Why might the government like price stability in cars? You could argue that producers could better plan production if they knew in advance what their cars would sell for. Consumers might be able to better plan their car purchases as well. So what’s the problem? By masking real prices, the government covers up information from market actors. Prices aren’t arbitrary or meaningless. The price of every product is a little piece of information telling the market how to efficiently allocate resources.
Does the government know better than the market how to allocate resources in the car (or for that matter any other) industry? History tells us that centrally planned economies fail in part because planners lack information. Hayek’s “man on the street” is the guy with information, and he uses this information he sees from prices to make decisions to maximize his own self interest.

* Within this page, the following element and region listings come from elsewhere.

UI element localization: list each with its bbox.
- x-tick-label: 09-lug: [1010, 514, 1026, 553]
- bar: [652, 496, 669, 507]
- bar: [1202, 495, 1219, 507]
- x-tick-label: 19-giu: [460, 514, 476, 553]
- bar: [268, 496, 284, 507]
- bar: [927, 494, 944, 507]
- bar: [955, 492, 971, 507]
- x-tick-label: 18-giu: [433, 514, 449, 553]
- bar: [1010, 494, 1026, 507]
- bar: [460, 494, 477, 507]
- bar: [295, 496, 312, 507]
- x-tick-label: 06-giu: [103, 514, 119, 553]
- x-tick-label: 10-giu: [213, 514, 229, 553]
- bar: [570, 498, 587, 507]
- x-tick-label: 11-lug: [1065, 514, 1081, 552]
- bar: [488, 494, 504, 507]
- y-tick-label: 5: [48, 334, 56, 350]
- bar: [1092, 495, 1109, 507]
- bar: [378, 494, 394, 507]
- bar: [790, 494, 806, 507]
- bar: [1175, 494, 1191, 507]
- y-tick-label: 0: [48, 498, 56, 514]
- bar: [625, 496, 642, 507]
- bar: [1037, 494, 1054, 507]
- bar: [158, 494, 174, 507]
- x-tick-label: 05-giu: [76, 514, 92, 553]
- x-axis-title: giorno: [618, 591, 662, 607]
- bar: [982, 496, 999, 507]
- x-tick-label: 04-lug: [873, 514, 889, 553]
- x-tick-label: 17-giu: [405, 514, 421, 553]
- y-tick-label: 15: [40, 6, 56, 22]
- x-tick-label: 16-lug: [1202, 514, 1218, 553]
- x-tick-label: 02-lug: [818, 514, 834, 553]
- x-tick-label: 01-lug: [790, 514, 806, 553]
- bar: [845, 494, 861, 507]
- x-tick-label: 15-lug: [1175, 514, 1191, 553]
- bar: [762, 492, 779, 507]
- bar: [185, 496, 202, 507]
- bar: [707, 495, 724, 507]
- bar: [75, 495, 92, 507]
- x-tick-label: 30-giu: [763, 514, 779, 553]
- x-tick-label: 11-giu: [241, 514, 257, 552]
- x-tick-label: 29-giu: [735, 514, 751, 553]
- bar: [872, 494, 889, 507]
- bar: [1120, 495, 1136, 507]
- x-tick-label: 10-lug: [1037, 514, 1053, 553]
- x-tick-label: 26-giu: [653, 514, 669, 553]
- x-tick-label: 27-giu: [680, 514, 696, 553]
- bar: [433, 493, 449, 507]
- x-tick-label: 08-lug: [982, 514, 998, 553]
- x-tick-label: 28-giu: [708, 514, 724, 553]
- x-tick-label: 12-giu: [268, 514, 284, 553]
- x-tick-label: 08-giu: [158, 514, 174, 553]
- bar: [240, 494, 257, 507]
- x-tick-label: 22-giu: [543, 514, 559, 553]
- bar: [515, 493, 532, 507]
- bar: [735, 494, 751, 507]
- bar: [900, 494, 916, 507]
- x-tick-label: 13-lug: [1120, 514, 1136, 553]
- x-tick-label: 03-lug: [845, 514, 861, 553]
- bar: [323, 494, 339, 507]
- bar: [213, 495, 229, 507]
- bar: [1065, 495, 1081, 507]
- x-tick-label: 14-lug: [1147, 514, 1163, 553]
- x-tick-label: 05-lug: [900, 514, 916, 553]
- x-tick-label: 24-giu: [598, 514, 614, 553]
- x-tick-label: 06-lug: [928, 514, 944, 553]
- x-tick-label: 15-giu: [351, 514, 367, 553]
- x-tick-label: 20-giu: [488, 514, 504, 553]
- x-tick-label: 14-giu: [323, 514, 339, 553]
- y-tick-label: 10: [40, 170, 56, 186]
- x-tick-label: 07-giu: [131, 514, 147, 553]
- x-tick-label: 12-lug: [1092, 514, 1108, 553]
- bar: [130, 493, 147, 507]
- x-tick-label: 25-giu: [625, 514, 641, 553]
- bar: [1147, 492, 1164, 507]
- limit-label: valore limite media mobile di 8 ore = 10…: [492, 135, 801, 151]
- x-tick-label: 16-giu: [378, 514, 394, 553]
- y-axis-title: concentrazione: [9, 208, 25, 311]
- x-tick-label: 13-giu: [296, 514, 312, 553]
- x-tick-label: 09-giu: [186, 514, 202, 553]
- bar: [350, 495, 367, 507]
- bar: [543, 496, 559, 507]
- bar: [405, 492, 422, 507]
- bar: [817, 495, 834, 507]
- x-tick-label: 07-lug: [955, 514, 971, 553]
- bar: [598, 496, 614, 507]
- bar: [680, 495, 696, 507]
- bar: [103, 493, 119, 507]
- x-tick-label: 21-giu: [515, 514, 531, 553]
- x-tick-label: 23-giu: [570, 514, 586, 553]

An ill informed central planner sets prices only to cause surpluses and shortages of products they mis-price.
If there is no individual price the government can set better than markets, why do we believe that a central bank can set average prices better than the market? There is an aggregation problem here that monetary policy activists need to come to terms with. Setting one price is bad; setting two prices is bad; setting three prices is bad; setting all prices is good? You have to go back to the 1700’s to find economists believing that inflation/deflation doesn’t affect relative prices.